Reste à savoir ce que ce capital vient réparer. Rien, si l'on s'en tient au bilan. La dette nette du groupe ressort à -0,76 fois l'EBITDA, contre 1,06 pour la médiane de 10 comparables de son sous-secteur : le distributeur en ligne détient davantage de trésorerie qu'il ne porte de dette. Son résultat d'exploitation couvre par ailleurs 5,12 fois ses charges d'intérêts, un niveau qui n'appelle aucun renforcement.

Une levée de capitaux n'était donc pas une condition de survie. C'est un choix de rythme, car elle achète la possibilité de dépenser plus vite que l'exploitation ne reconstitue la trésorerie, sur un marché où l'ordre d'arrivée compte. Les capacités de calcul se réservent plusieurs trimestres à l'avance et une commande passée trop tard ne se rattrape pas en payant davantage.

Ce que le marché en fait déjà

À 119,01 dollars le 24 août vers 17h26, l'action abandonne 22,03% depuis le 1er janvier et cote 38,23% sous son sommet des douze derniers mois. Elle évolue à 26,83% de sa fourchette annuelle, entre 91,99 et 192,67 dollars.

La ligne de Hong Kong traite à 112,50 dollars de Hong Kong, au niveau même du prix de placement. L'émission a donc été absorbée sans décote supplémentaire.

Un vendeur s'est toutefois fait entendre. Michael Burry a soldé sa position, jugeant le titre trop cher avant l'annonce et bascule vers JD.com. Le geste ne déplace aucune ligne des comptes et les institutionnels ne détiennent que 15,53% du capital, mais il met un nom connu sur la crainte de dilution.

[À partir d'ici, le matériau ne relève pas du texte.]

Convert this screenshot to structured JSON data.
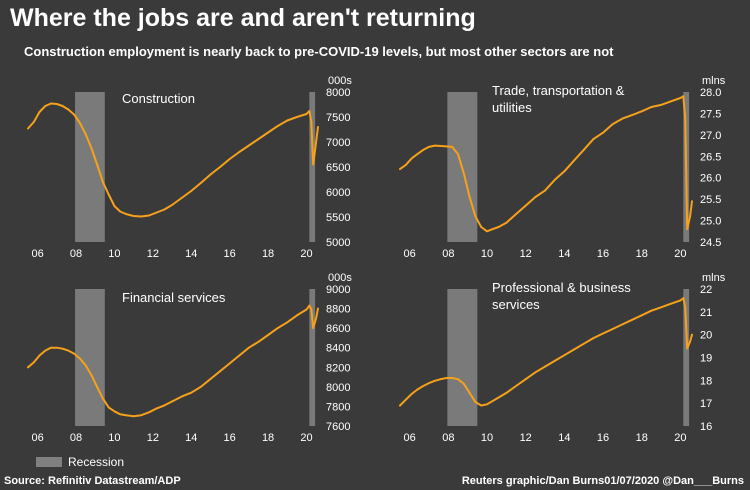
{
  "title": "Where the jobs are and aren't returning",
  "subtitle": "Construction employment is nearly back to pre-COVID-19 levels, but most other sectors are not",
  "legend_label": "Recession",
  "source": "Source: Refinitiv Datastream/ADP",
  "credit": "Reuters graphic/Dan Burns01/07/2020 @Dan___Burns",
  "colors": {
    "line": "#f5a11b",
    "recession": "#7a7a7a",
    "background": "#3a3a3a",
    "text": "#ffffff"
  },
  "chart_data": [
    {
      "type": "line",
      "title": "Construction",
      "unit_label": "000s",
      "xlim": [
        2005.5,
        2020.6
      ],
      "ylim": [
        5000,
        8000
      ],
      "x_ticks": [
        2006,
        2008,
        2010,
        2012,
        2014,
        2016,
        2018,
        2020
      ],
      "x_tick_labels": [
        "06",
        "08",
        "10",
        "12",
        "14",
        "16",
        "18",
        "20"
      ],
      "y_ticks": [
        5000,
        5500,
        6000,
        6500,
        7000,
        7500,
        8000
      ],
      "y_tick_labels": [
        "5000",
        "5500",
        "6000",
        "6500",
        "7000",
        "7500",
        "8000"
      ],
      "recession": [
        [
          2007.95,
          2009.5
        ],
        [
          2020.15,
          2020.45
        ]
      ],
      "x": [
        2005.5,
        2005.8,
        2006.1,
        2006.4,
        2006.7,
        2007.0,
        2007.3,
        2007.6,
        2007.9,
        2008.2,
        2008.5,
        2008.8,
        2009.1,
        2009.4,
        2009.7,
        2010.0,
        2010.3,
        2010.6,
        2011.0,
        2011.4,
        2011.8,
        2012.2,
        2012.6,
        2013.0,
        2013.5,
        2014.0,
        2014.5,
        2015.0,
        2015.5,
        2016.0,
        2016.5,
        2017.0,
        2017.5,
        2018.0,
        2018.5,
        2019.0,
        2019.5,
        2020.0,
        2020.15,
        2020.25,
        2020.35,
        2020.5,
        2020.6
      ],
      "y": [
        7270,
        7400,
        7600,
        7720,
        7770,
        7760,
        7720,
        7650,
        7550,
        7380,
        7160,
        6880,
        6550,
        6200,
        5950,
        5720,
        5610,
        5560,
        5520,
        5510,
        5530,
        5590,
        5650,
        5740,
        5880,
        6020,
        6180,
        6350,
        6500,
        6660,
        6800,
        6930,
        7060,
        7190,
        7320,
        7430,
        7500,
        7560,
        7620,
        7400,
        6550,
        7000,
        7300
      ]
    },
    {
      "type": "line",
      "title": "Trade, transportation & utilities",
      "unit_label": "mlns",
      "xlim": [
        2005.5,
        2020.6
      ],
      "ylim": [
        24.5,
        28.0
      ],
      "x_ticks": [
        2006,
        2008,
        2010,
        2012,
        2014,
        2016,
        2018,
        2020
      ],
      "x_tick_labels": [
        "06",
        "08",
        "10",
        "12",
        "14",
        "16",
        "18",
        "20"
      ],
      "y_ticks": [
        24.5,
        25.0,
        25.5,
        26.0,
        26.5,
        27.0,
        27.5,
        28.0
      ],
      "y_tick_labels": [
        "24.5",
        "25.0",
        "25.5",
        "26.0",
        "26.5",
        "27.0",
        "27.5",
        "28.0"
      ],
      "recession": [
        [
          2007.95,
          2009.5
        ],
        [
          2020.15,
          2020.45
        ]
      ],
      "x": [
        2005.5,
        2005.8,
        2006.1,
        2006.4,
        2006.7,
        2007.0,
        2007.3,
        2007.6,
        2007.9,
        2008.2,
        2008.5,
        2008.8,
        2009.1,
        2009.4,
        2009.7,
        2010.0,
        2010.3,
        2010.6,
        2011.0,
        2011.5,
        2012.0,
        2012.5,
        2013.0,
        2013.5,
        2014.0,
        2014.5,
        2015.0,
        2015.5,
        2016.0,
        2016.5,
        2017.0,
        2017.5,
        2018.0,
        2018.5,
        2019.0,
        2019.5,
        2020.0,
        2020.15,
        2020.25,
        2020.35,
        2020.5,
        2020.6
      ],
      "y": [
        26.2,
        26.3,
        26.45,
        26.55,
        26.65,
        26.72,
        26.75,
        26.74,
        26.73,
        26.72,
        26.55,
        26.1,
        25.55,
        25.1,
        24.85,
        24.75,
        24.8,
        24.85,
        24.95,
        25.15,
        25.35,
        25.55,
        25.7,
        25.95,
        26.15,
        26.4,
        26.65,
        26.9,
        27.05,
        27.25,
        27.38,
        27.46,
        27.55,
        27.65,
        27.7,
        27.78,
        27.86,
        27.9,
        27.4,
        24.8,
        25.1,
        25.45
      ]
    },
    {
      "type": "line",
      "title": "Financial services",
      "unit_label": "000s",
      "xlim": [
        2005.5,
        2020.6
      ],
      "ylim": [
        7600,
        9000
      ],
      "x_ticks": [
        2006,
        2008,
        2010,
        2012,
        2014,
        2016,
        2018,
        2020
      ],
      "x_tick_labels": [
        "06",
        "08",
        "10",
        "12",
        "14",
        "16",
        "18",
        "20"
      ],
      "y_ticks": [
        7600,
        7800,
        8000,
        8200,
        8400,
        8600,
        8800,
        9000
      ],
      "y_tick_labels": [
        "7600",
        "7800",
        "8000",
        "8200",
        "8400",
        "8600",
        "8800",
        "9000"
      ],
      "recession": [
        [
          2007.95,
          2009.5
        ],
        [
          2020.15,
          2020.45
        ]
      ],
      "x": [
        2005.5,
        2005.8,
        2006.1,
        2006.4,
        2006.7,
        2007.0,
        2007.3,
        2007.6,
        2007.9,
        2008.2,
        2008.5,
        2008.8,
        2009.1,
        2009.4,
        2009.7,
        2010.0,
        2010.3,
        2010.6,
        2011.0,
        2011.4,
        2011.8,
        2012.2,
        2012.6,
        2013.0,
        2013.5,
        2014.0,
        2014.5,
        2015.0,
        2015.5,
        2016.0,
        2016.5,
        2017.0,
        2017.5,
        2018.0,
        2018.5,
        2019.0,
        2019.5,
        2020.0,
        2020.15,
        2020.25,
        2020.35,
        2020.5,
        2020.6
      ],
      "y": [
        8200,
        8250,
        8320,
        8370,
        8400,
        8400,
        8390,
        8370,
        8340,
        8290,
        8220,
        8120,
        8000,
        7880,
        7790,
        7750,
        7720,
        7710,
        7700,
        7710,
        7740,
        7780,
        7810,
        7850,
        7900,
        7940,
        8000,
        8080,
        8160,
        8240,
        8320,
        8400,
        8460,
        8530,
        8600,
        8660,
        8730,
        8790,
        8830,
        8790,
        8600,
        8700,
        8800
      ]
    },
    {
      "type": "line",
      "title": "Professional & business services",
      "unit_label": "mlns",
      "xlim": [
        2005.5,
        2020.6
      ],
      "ylim": [
        16,
        22
      ],
      "x_ticks": [
        2006,
        2008,
        2010,
        2012,
        2014,
        2016,
        2018,
        2020
      ],
      "x_tick_labels": [
        "06",
        "08",
        "10",
        "12",
        "14",
        "16",
        "18",
        "20"
      ],
      "y_ticks": [
        16,
        17,
        18,
        19,
        20,
        21,
        22
      ],
      "y_tick_labels": [
        "16",
        "17",
        "18",
        "19",
        "20",
        "21",
        "22"
      ],
      "recession": [
        [
          2007.95,
          2009.5
        ],
        [
          2020.15,
          2020.45
        ]
      ],
      "x": [
        2005.5,
        2005.8,
        2006.1,
        2006.4,
        2006.7,
        2007.0,
        2007.3,
        2007.6,
        2007.9,
        2008.2,
        2008.5,
        2008.8,
        2009.1,
        2009.4,
        2009.7,
        2010.0,
        2010.5,
        2011.0,
        2011.5,
        2012.0,
        2012.5,
        2013.0,
        2013.5,
        2014.0,
        2014.5,
        2015.0,
        2015.5,
        2016.0,
        2016.5,
        2017.0,
        2017.5,
        2018.0,
        2018.5,
        2019.0,
        2019.5,
        2020.0,
        2020.15,
        2020.25,
        2020.35,
        2020.5,
        2020.6
      ],
      "y": [
        16.9,
        17.15,
        17.4,
        17.6,
        17.75,
        17.88,
        17.98,
        18.05,
        18.1,
        18.1,
        18.05,
        17.85,
        17.45,
        17.05,
        16.9,
        16.95,
        17.2,
        17.45,
        17.75,
        18.05,
        18.35,
        18.6,
        18.85,
        19.1,
        19.35,
        19.6,
        19.85,
        20.05,
        20.25,
        20.45,
        20.65,
        20.85,
        21.05,
        21.2,
        21.35,
        21.5,
        21.6,
        21.2,
        19.4,
        19.7,
        20.0
      ]
    }
  ]
}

Les 27 analystes qui suivent le titre affichent une recommandation moyenne de 1,37 sur une échelle où 1 vaut achat fort et 5 vente forte, sans objectif consolidé. Le consensus reste acheteur quand le bénéfice par action recule de 78,14% sur un an.

Le point de bascule

Le dossier ne se joue pas sur les 3,70% de dilution, il se joue sur ce que la dépense produit. Le seuil est l'EBITDA : tombé de 22,96 à 12,02 milliards de dollars en un exercice pendant que le chiffre d'affaires montait de 138,27 à 144,61 milliards, il doit se redresser pour que cette course cesse d'être un coût sec. Prochain rendez-vous chiffré, la publication attendue le 24 novembre. Pour qui regarde Alibaba, la question n'est pas la capacité à financer, c'est le rendement de ce qui est financé.